The July 24 Metro article “Jealous, Hogan clash on health care” exposed the missing link in our state (and national) debate on health care: It is about cost, not care. It is about quantity, not quality. “Single-payer” is by its nature socialized health care. Okay. But I know socialized medicine, as a common soldier in the Army and as a U.S. diplomat who used a “VIP” clinic in a socialist country. Socialized medicine? No, thank you. Would socialized medicine be different here? Is it worth taking into consideration when debating the pros and cons of a “single-payer” health system what you would get with government’s trickle-down health care? “Medicare for all” is wishful thinking.

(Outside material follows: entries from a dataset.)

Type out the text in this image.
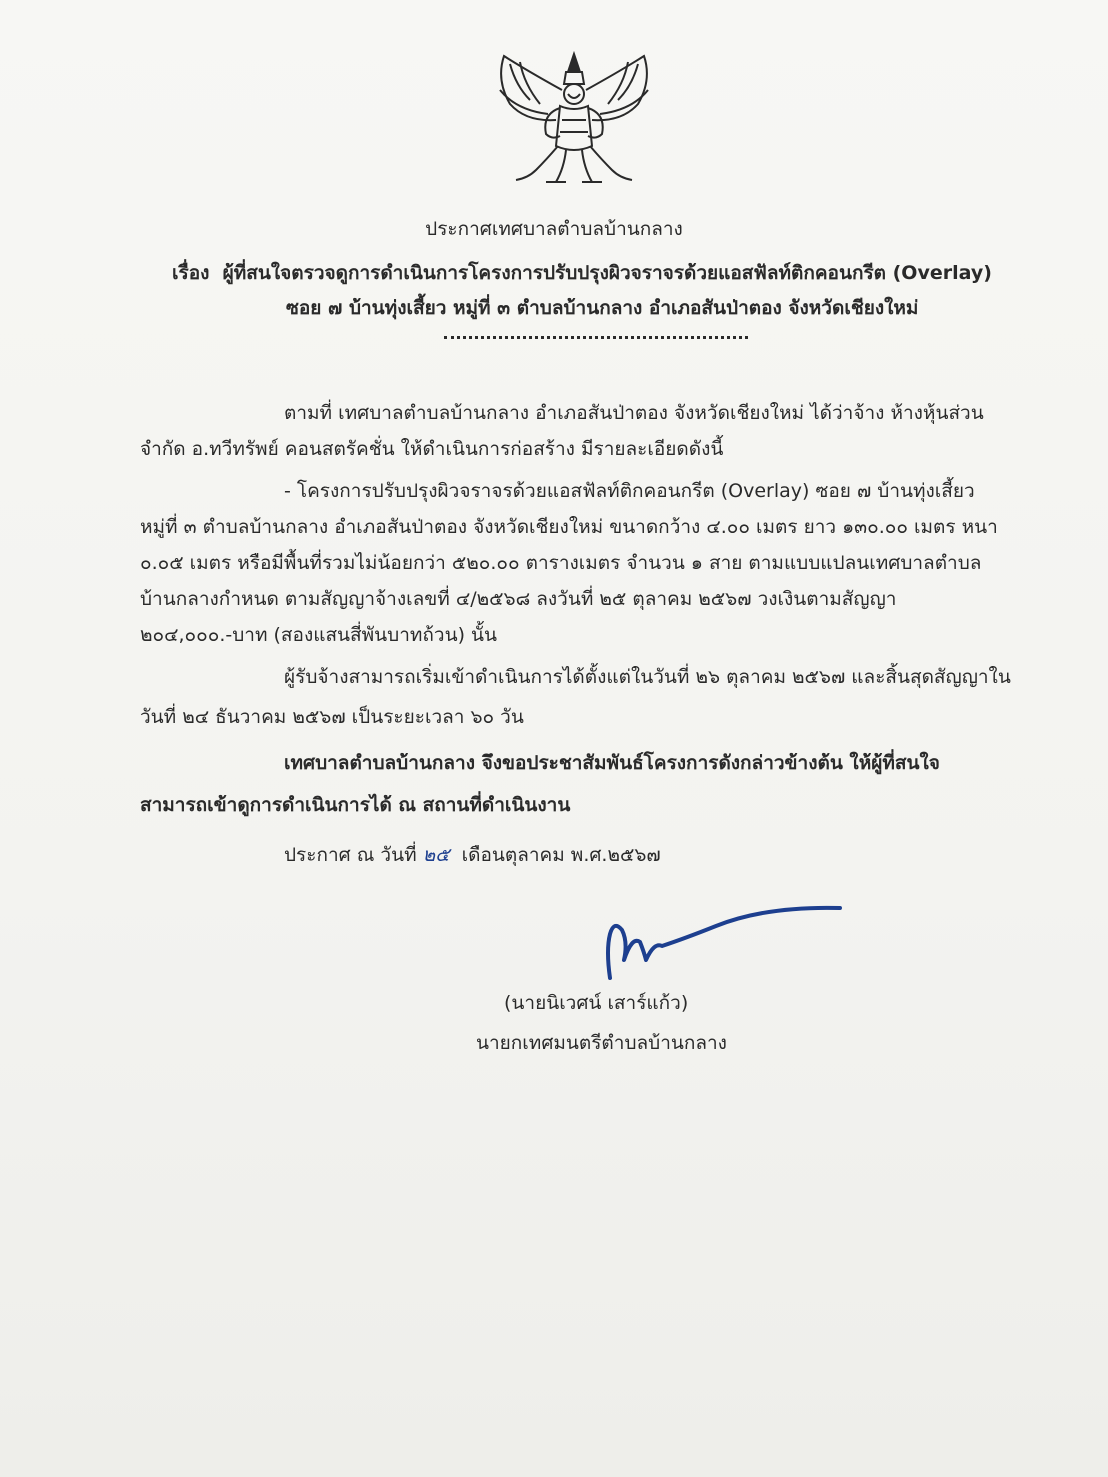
ประกาศเทศบาลตำบลบ้านกลาง
เรื่อง ผู้ที่สนใจตรวจดูการดำเนินการโครงการปรับปรุงผิวจราจรด้วยแอสฟัลท์ติกคอนกรีต (Overlay)
ซอย ๗ บ้านทุ่งเสี้ยว หมู่ที่ ๓ ตำบลบ้านกลาง อำเภอสันป่าตอง จังหวัดเชียงใหม่
ตามที่ เทศบาลตำบลบ้านกลาง อำเภอสันป่าตอง จังหวัดเชียงใหม่ ได้ว่าจ้าง ห้างหุ้นส่วน
จำกัด อ.ทวีทรัพย์ คอนสตรัคชั่น ให้ดำเนินการก่อสร้าง มีรายละเอียดดังนี้
- โครงการปรับปรุงผิวจราจรด้วยแอสฟัลท์ติกคอนกรีต (Overlay) ซอย ๗ บ้านทุ่งเสี้ยว
หมู่ที่ ๓ ตำบลบ้านกลาง อำเภอสันป่าตอง จังหวัดเชียงใหม่ ขนาดกว้าง ๔.๐๐ เมตร ยาว ๑๓๐.๐๐ เมตร หนา
๐.๐๕ เมตร หรือมีพื้นที่รวมไม่น้อยกว่า ๕๒๐.๐๐ ตารางเมตร จำนวน ๑ สาย ตามแบบแปลนเทศบาลตำบล
บ้านกลางกำหนด ตามสัญญาจ้างเลขที่ ๔/๒๕๖๘ ลงวันที่ ๒๕ ตุลาคม ๒๕๖๗ วงเงินตามสัญญา
๒๐๔,๐๐๐.-บาท (สองแสนสี่พันบาทถ้วน) นั้น
ผู้รับจ้างสามารถเริ่มเข้าดำเนินการได้ตั้งแต่ในวันที่ ๒๖ ตุลาคม ๒๕๖๗ และสิ้นสุดสัญญาใน
วันที่ ๒๔ ธันวาคม ๒๕๖๗ เป็นระยะเวลา ๖๐ วัน
เทศบาลตำบลบ้านกลาง จึงขอประชาสัมพันธ์โครงการดังกล่าวข้างต้น ให้ผู้ที่สนใจ
สามารถเข้าดูการดำเนินการได้ ณ สถานที่ดำเนินงาน
ประกาศ ณ วันที่ ๒๕ เดือนตุลาคม พ.ศ.๒๕๖๗
(นายนิเวศน์ เสาร์แก้ว)
นายกเทศมนตรีตำบลบ้านกลาง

It would be “Medicaid for all.”

The article mentioned that a University of Massachusetts at Amherst study concluded that California’s single-payer proposal “could provide decent health care for all California residents while still reducing net overall costs. ” What does “decent” mean? Does England have decent health care? It certainly is not enviable. Does Canada contribute significantly to the discovery of new advances in medicine and lifesaving drugs? Or does its enviable health-care system depend upon American contributions in the field of medicine? Who would determine the value of health care in terms of it being “adequate” or “decent”? Why, the government would make this judgment. Taking in cost savings, of course. By the way, how’s the Trump administration doing on health care? Cost, not care. Quantity, not quality.